Vehicle Detection from 3D Lidar Using Fully Convolutional Network
Bo Li, Tianlei Zhang, Tian Xia
TL;DR
This work addresses 3D vehicle detection from LiDAR range scans by projecting the data into a 2D point map and applying a single end-to-end fully convolutional network to predict per-point objectness and 3D bounding boxes. A novel 24D bounding-box encoding, derived from a per-point local coordinate system and rotation-invariant transforms, enables accurate 3D localization using 2D CNNs. The model is trained with balanced, multi-task losses and augmented data, and detections are refined via non-maximum suppression. On the KITTI dataset, the method achieves state-of-the-art or competitive performance in both offline world-space metrics and online evaluations, demonstrating the viability of FCN-based detection on lidar range data.
Abstract
Convolutional network techniques have recently achieved great success in vision based detection tasks.
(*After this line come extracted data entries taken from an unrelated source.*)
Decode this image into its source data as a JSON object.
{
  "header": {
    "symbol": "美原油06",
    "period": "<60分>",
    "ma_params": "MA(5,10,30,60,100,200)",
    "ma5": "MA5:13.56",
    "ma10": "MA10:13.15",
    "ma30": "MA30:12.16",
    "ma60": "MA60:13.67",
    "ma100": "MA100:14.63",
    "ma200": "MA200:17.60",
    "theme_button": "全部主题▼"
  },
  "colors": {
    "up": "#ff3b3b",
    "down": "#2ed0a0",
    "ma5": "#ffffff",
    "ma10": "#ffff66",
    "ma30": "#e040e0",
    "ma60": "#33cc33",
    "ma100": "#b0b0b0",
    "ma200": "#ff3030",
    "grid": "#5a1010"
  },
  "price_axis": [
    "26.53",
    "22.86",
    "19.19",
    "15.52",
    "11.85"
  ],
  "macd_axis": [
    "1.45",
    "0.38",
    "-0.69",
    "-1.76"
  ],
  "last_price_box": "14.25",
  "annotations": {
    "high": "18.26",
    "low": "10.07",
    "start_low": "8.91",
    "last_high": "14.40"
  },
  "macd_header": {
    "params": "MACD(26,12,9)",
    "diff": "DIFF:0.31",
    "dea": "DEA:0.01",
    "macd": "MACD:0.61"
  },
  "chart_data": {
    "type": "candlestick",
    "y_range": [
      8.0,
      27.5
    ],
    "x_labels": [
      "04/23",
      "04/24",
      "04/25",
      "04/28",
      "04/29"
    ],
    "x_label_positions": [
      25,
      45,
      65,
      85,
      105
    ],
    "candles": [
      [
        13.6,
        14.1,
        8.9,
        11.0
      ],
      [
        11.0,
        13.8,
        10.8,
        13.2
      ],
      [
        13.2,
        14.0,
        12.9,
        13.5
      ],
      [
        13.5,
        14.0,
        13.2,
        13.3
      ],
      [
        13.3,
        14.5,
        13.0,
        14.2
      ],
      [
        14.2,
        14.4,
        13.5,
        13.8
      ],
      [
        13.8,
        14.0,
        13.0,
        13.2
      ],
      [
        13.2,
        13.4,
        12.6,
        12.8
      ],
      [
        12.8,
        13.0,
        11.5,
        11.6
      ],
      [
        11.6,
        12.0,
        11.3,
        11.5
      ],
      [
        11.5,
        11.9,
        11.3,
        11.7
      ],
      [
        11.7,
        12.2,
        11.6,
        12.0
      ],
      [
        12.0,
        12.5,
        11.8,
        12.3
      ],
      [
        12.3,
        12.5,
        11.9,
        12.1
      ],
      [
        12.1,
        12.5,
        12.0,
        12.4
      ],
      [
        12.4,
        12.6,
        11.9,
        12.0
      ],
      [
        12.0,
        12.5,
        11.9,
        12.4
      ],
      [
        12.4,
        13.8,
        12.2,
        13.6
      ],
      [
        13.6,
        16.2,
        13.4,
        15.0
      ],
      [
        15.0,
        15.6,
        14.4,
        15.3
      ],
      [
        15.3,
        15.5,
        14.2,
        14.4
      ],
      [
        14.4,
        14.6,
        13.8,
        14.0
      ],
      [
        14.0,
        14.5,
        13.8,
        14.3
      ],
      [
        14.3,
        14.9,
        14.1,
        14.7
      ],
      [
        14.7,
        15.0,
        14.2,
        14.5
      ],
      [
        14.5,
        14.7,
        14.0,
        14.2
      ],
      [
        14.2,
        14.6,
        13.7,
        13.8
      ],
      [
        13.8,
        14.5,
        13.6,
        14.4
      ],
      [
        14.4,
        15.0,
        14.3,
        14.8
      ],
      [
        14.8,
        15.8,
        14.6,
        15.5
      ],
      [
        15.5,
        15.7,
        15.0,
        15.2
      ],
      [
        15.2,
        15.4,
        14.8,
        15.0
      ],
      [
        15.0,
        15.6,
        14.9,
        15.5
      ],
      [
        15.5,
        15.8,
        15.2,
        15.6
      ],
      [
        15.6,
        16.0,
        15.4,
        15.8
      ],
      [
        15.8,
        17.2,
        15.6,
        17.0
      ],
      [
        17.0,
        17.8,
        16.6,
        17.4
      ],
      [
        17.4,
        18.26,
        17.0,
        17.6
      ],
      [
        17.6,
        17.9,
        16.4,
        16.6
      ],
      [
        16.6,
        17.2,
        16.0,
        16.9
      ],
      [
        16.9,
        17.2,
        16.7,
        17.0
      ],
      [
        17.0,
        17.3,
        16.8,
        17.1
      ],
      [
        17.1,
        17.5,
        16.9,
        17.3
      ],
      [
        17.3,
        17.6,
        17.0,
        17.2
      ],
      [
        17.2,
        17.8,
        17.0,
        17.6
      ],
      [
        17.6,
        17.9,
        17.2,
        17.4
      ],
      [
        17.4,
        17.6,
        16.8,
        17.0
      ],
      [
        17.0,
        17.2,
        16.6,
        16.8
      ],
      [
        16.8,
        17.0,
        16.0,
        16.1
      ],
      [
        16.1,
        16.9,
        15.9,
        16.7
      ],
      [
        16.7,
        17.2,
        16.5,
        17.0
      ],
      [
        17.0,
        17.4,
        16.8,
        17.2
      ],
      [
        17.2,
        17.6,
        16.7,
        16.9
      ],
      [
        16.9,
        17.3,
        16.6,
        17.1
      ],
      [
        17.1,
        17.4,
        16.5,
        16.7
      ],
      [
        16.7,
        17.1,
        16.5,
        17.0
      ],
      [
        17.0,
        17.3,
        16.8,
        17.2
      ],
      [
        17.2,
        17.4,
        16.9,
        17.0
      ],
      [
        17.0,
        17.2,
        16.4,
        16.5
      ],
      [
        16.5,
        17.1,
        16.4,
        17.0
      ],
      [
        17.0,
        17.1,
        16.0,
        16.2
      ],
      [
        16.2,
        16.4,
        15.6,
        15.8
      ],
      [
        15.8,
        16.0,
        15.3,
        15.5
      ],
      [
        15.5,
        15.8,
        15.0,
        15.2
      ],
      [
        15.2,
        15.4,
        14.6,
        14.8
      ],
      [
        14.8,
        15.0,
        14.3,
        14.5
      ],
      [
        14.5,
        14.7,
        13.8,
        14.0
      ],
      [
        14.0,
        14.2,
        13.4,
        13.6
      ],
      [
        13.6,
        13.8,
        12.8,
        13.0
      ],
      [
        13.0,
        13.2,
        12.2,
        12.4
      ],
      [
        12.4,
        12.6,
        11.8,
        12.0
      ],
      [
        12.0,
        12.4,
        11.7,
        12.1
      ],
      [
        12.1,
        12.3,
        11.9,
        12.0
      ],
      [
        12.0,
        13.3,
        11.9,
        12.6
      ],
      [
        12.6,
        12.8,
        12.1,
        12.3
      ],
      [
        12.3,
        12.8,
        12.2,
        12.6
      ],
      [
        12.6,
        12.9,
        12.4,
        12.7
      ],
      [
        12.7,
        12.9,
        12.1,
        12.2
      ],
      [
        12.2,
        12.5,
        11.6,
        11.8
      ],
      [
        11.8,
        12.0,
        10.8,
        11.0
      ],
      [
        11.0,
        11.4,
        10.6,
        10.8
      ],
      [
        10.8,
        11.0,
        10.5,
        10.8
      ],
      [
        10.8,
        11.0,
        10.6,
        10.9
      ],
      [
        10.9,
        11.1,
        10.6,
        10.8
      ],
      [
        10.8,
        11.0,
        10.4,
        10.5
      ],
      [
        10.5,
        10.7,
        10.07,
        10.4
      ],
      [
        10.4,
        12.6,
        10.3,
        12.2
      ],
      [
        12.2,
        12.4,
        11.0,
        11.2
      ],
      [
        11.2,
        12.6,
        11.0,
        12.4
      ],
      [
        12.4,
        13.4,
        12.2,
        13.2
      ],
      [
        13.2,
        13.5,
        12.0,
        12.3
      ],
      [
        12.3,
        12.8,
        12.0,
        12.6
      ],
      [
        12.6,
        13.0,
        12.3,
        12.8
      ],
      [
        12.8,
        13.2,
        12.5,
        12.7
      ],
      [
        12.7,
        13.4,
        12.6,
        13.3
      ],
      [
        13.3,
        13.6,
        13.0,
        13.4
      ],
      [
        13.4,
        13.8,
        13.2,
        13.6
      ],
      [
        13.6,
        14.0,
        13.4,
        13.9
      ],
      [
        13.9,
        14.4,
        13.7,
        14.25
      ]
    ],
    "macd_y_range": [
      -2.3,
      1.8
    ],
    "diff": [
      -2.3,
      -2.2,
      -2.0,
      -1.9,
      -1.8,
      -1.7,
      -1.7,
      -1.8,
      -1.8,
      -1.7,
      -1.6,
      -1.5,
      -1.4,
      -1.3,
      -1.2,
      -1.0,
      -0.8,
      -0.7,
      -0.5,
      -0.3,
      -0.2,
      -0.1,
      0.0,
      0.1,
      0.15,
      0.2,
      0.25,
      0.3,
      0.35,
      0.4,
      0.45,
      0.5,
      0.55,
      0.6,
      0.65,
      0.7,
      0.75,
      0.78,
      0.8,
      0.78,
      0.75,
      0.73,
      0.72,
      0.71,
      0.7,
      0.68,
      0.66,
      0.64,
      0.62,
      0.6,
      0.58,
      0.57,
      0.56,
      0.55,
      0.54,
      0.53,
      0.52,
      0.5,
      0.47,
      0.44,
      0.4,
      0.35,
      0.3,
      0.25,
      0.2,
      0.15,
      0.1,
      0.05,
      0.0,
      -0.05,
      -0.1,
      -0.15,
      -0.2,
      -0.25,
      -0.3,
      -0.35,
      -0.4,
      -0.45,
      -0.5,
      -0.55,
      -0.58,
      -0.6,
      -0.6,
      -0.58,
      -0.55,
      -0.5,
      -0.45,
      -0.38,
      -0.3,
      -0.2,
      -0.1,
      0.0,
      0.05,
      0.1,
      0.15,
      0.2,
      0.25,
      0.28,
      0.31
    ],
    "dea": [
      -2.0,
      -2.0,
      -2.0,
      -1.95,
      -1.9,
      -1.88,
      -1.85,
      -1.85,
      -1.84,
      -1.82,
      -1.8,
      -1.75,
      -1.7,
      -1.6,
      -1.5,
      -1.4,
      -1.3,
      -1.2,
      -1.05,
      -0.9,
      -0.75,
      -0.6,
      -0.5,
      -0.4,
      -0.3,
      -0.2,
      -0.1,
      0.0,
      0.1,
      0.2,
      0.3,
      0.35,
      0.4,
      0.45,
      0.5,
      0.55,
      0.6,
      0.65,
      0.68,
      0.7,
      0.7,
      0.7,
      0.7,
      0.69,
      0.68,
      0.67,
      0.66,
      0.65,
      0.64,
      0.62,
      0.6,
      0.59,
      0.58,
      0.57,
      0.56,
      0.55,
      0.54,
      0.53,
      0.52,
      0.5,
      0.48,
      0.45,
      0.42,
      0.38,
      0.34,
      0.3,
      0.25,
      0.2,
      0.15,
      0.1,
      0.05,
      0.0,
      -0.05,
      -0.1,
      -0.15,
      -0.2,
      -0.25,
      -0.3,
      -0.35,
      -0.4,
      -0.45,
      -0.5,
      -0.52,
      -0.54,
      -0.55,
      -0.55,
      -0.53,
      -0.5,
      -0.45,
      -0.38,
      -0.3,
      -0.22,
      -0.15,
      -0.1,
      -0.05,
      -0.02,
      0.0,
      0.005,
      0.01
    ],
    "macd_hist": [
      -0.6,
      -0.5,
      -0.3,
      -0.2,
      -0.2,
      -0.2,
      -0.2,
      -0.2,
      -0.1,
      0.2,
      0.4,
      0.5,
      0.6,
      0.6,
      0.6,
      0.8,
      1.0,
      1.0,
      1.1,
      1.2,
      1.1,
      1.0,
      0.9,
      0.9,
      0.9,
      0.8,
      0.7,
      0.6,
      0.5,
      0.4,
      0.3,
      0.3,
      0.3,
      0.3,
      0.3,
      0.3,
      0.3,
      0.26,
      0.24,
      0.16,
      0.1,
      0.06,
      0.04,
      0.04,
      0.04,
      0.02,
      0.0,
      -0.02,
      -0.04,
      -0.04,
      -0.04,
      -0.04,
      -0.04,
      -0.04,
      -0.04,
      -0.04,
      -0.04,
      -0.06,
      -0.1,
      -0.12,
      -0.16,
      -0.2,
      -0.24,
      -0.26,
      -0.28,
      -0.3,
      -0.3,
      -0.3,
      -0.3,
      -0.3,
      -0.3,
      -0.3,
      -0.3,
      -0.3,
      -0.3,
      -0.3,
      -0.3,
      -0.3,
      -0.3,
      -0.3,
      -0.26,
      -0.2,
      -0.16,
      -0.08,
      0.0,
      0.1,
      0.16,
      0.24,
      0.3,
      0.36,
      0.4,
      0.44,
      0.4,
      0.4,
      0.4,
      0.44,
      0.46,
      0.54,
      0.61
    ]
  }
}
This paper introduces the recent development of our research on transplanting the fully convolutional network technique to the detection tasks on 3D range scan data. Specifically, the scenario is set as the vehicle detection task from the range data of Velodyne 64E lidar. We proposes to present the data in a 2D point map and use a single 2D end-to-end fully convolutional network to predict the objectness confidence and the bounding boxes simultaneously. By carefully design the bounding box encoding, it is able to predict full 3D bounding boxes even using a 2D convolutional network. Experiments on the KITTI dataset shows the state-of-the-art performance of the proposed method.